Corker had some dark words for U.S. inaction, calling the effort to remove and destroy Assad's chemical stockpiles a "shiny object" to distract the U.S. from the bloody conflict. "The best thing that ever happened to Assad—this sounds really crass—was kill 1,200 citizens with chemical weapons," Corker said, "because [the U.S.], Russia, and others have now propped him up and used that killing to allow 40,000 more people to be killed."

Tom Countryman, assistant secretary of State for international security and nonproliferation, said the deal forced Assad to give up the chemical weapons he wanted as a strategic deterrent against Israel and constrained him from using them against his own people. "These are actual losses for him."

Corker fired back: "I think you're delusional."

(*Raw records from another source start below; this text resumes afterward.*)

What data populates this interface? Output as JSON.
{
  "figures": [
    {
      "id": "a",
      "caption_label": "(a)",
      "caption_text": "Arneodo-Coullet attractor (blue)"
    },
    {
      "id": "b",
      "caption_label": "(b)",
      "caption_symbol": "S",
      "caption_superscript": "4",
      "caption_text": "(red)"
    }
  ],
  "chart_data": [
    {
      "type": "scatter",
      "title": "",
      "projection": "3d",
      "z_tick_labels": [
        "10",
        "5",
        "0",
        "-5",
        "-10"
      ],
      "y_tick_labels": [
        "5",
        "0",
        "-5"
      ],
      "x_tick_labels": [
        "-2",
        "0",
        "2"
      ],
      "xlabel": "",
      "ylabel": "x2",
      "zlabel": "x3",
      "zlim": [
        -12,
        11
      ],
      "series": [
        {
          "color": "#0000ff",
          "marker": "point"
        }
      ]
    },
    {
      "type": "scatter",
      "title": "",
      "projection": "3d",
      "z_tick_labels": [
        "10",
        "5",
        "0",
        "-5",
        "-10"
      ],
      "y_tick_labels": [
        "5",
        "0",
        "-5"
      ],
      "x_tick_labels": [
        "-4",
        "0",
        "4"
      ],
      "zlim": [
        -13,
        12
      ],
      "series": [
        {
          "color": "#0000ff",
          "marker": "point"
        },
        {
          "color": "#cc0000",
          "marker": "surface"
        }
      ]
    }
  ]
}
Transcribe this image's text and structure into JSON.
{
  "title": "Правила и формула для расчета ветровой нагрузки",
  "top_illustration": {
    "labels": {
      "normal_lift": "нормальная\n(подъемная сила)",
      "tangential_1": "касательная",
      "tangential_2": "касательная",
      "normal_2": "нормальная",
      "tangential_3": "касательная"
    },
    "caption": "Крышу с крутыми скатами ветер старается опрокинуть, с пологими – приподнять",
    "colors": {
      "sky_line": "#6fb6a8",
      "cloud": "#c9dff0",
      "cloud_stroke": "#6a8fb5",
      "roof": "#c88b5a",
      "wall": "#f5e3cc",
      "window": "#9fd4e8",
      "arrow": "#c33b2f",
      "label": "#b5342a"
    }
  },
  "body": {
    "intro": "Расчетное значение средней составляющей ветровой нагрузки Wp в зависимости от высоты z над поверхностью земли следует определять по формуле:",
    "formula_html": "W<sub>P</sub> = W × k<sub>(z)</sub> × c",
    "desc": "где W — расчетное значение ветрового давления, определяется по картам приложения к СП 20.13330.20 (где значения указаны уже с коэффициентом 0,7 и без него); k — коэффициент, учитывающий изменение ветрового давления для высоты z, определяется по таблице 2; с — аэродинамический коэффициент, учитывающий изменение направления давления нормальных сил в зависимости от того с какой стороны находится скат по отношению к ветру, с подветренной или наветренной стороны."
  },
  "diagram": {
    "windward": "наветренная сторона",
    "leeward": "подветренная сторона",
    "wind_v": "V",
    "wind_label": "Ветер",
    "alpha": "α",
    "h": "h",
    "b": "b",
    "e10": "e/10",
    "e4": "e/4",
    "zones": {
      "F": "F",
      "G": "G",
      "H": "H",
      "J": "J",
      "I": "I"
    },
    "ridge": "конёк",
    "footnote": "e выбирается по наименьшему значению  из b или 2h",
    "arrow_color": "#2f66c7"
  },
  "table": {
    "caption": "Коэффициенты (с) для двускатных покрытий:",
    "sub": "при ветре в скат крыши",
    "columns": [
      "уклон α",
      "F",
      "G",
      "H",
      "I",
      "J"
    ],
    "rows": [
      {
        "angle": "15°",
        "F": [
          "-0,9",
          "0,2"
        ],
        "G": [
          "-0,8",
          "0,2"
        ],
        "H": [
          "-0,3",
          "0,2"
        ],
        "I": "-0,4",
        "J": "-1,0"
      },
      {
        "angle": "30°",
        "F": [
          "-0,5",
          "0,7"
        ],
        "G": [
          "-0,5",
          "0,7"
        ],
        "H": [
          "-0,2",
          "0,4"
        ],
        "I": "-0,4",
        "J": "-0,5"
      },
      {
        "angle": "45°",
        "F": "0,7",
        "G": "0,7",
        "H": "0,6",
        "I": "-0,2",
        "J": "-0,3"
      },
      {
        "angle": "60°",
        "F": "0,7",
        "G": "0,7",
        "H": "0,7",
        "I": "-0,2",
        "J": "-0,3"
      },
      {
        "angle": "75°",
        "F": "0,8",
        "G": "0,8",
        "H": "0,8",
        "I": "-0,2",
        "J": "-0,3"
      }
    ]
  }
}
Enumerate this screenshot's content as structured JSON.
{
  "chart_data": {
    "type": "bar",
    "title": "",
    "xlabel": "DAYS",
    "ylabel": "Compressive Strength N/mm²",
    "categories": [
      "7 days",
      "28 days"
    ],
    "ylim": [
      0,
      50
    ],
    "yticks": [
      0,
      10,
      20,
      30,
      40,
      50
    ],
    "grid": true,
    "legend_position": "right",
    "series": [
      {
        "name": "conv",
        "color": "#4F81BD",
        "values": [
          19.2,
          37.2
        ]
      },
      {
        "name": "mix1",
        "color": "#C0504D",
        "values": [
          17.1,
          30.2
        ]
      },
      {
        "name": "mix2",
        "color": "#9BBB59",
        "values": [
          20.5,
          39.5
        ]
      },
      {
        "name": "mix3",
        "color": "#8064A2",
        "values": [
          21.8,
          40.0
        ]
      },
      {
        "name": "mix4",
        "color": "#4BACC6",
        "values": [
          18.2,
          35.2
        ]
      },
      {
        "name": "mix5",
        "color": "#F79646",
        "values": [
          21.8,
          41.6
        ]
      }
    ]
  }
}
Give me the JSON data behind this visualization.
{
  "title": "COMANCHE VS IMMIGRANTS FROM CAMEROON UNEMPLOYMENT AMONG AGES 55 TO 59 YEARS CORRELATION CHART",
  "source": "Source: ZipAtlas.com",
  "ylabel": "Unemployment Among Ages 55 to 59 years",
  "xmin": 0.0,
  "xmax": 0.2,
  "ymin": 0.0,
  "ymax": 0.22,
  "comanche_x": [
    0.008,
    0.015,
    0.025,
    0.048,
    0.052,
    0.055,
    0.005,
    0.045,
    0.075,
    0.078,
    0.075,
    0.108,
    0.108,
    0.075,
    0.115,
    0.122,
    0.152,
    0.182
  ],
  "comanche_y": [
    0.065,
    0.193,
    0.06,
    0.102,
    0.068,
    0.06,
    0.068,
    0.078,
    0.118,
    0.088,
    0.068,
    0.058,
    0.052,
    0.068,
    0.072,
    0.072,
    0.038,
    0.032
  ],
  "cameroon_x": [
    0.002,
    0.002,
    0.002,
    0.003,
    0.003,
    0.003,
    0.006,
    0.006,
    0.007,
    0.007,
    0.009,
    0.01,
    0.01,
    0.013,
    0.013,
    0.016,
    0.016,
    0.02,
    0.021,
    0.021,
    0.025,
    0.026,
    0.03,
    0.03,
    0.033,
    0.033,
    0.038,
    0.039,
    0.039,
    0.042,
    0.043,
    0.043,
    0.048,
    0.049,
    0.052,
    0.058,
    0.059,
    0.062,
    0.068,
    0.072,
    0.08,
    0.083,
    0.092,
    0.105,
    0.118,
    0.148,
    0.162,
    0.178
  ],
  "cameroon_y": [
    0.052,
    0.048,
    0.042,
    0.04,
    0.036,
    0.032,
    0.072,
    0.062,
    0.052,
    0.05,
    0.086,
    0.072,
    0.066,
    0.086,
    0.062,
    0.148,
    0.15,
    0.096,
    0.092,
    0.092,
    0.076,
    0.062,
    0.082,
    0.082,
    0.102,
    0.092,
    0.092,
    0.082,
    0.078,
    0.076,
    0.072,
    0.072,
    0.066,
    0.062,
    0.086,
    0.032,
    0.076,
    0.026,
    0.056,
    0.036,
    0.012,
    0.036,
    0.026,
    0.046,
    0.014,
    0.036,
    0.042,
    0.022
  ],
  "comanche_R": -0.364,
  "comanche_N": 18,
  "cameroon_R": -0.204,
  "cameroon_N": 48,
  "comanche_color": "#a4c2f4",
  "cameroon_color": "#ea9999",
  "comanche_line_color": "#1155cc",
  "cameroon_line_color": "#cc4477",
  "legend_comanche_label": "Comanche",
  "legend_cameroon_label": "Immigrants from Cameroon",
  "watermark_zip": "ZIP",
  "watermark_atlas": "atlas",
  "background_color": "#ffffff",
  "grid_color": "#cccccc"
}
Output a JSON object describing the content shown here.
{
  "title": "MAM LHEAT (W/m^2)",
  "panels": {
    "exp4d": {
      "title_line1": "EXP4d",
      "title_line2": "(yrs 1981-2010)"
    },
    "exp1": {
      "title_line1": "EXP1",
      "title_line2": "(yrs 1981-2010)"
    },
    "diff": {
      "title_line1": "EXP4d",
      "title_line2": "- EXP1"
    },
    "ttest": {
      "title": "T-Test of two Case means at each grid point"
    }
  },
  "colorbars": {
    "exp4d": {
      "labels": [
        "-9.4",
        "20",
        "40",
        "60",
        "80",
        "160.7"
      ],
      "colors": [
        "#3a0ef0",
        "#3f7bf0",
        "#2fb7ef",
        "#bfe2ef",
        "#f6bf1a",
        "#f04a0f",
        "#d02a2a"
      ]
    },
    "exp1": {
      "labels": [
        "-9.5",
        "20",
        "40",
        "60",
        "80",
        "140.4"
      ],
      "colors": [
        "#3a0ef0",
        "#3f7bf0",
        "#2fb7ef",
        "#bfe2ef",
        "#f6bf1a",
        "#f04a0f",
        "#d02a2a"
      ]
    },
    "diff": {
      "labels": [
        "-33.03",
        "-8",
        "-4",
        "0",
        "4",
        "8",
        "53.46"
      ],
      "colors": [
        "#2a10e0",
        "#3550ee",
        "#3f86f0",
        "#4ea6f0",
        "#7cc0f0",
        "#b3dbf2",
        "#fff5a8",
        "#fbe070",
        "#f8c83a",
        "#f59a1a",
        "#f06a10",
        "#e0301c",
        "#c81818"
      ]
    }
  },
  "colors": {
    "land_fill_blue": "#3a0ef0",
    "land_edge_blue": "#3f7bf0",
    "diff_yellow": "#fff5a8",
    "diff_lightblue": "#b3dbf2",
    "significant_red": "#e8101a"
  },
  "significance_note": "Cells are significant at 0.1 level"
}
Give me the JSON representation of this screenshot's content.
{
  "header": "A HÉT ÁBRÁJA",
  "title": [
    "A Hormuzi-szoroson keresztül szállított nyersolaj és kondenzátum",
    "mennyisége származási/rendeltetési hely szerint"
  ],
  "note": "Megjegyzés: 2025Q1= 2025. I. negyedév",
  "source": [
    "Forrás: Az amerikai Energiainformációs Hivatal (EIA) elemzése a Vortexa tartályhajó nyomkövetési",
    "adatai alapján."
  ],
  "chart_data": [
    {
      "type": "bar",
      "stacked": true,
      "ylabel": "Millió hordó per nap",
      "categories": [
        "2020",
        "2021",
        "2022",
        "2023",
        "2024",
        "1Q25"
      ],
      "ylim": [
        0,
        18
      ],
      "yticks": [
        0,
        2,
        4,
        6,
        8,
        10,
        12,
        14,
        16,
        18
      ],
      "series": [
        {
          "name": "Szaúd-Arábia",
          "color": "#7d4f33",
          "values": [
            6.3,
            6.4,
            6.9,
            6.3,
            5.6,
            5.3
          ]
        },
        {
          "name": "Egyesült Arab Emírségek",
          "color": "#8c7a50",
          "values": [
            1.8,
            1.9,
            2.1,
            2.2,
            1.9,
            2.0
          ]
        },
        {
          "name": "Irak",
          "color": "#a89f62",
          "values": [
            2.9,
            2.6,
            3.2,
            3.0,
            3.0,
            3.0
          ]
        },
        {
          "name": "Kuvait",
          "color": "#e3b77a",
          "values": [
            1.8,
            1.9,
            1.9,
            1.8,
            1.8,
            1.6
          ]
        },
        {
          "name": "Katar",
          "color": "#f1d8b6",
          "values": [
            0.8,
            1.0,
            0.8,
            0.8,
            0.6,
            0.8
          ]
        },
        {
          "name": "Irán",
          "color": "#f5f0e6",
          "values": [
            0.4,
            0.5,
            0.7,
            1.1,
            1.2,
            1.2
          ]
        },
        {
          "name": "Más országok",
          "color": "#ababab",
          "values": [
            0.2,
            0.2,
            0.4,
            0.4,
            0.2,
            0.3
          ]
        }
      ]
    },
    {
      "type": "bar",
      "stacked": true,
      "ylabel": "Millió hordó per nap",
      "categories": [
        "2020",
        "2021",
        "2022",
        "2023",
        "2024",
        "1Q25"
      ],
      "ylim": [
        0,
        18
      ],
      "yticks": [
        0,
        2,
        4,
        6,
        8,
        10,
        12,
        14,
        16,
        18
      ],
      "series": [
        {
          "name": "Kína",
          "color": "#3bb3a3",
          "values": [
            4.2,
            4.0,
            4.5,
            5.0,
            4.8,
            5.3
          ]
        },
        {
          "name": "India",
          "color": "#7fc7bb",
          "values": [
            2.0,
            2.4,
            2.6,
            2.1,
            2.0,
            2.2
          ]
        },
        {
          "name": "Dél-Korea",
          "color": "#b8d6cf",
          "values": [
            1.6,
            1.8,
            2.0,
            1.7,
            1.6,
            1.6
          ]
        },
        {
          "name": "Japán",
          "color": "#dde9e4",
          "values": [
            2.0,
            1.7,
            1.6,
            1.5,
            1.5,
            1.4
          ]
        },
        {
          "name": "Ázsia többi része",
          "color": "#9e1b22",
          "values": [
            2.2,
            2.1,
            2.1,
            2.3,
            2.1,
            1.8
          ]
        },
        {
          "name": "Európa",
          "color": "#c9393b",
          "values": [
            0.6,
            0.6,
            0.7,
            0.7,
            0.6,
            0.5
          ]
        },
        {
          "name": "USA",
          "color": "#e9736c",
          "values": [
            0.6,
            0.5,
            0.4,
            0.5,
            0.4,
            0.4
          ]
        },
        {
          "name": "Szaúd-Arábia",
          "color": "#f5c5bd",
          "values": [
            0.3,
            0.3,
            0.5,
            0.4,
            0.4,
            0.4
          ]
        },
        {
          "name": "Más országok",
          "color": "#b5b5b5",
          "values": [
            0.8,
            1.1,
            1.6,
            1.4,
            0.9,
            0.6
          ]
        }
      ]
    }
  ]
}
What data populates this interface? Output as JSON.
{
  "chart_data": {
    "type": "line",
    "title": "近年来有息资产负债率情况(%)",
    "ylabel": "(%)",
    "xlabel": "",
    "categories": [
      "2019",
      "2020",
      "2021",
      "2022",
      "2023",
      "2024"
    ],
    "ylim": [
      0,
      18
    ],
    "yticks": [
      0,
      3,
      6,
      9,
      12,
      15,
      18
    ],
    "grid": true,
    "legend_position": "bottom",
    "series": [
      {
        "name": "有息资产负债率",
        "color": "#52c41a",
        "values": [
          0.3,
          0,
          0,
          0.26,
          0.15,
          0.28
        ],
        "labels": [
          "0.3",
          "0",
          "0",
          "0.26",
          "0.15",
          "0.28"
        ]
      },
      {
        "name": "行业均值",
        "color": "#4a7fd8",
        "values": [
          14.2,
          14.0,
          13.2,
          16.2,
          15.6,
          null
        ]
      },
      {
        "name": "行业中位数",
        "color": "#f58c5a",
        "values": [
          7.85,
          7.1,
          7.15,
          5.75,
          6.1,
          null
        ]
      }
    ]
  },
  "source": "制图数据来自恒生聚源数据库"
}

"If I could expand on my delusions," Countryman said, the international agreement has not validated or fundamentally strengthened Assad enough to change the military calculus on the ground.

Menendez punted some of these fiery questions to a classified setting. He wants to know all the military options being considered and to obtain a complete list of overt and covert actions the U.S. is taking to help the vetted Syrian rebels. The chairman also wanted to know what the U.S. plans to do with any chemical weapons Assad has not yet disclosed—and what tangible consequences Syria will face if it does not destroy its declared stockpiles by June 30.

"That's what we want to know," Menendez said. "I don't want to go to a classified hearing with what I read inThe New York Times."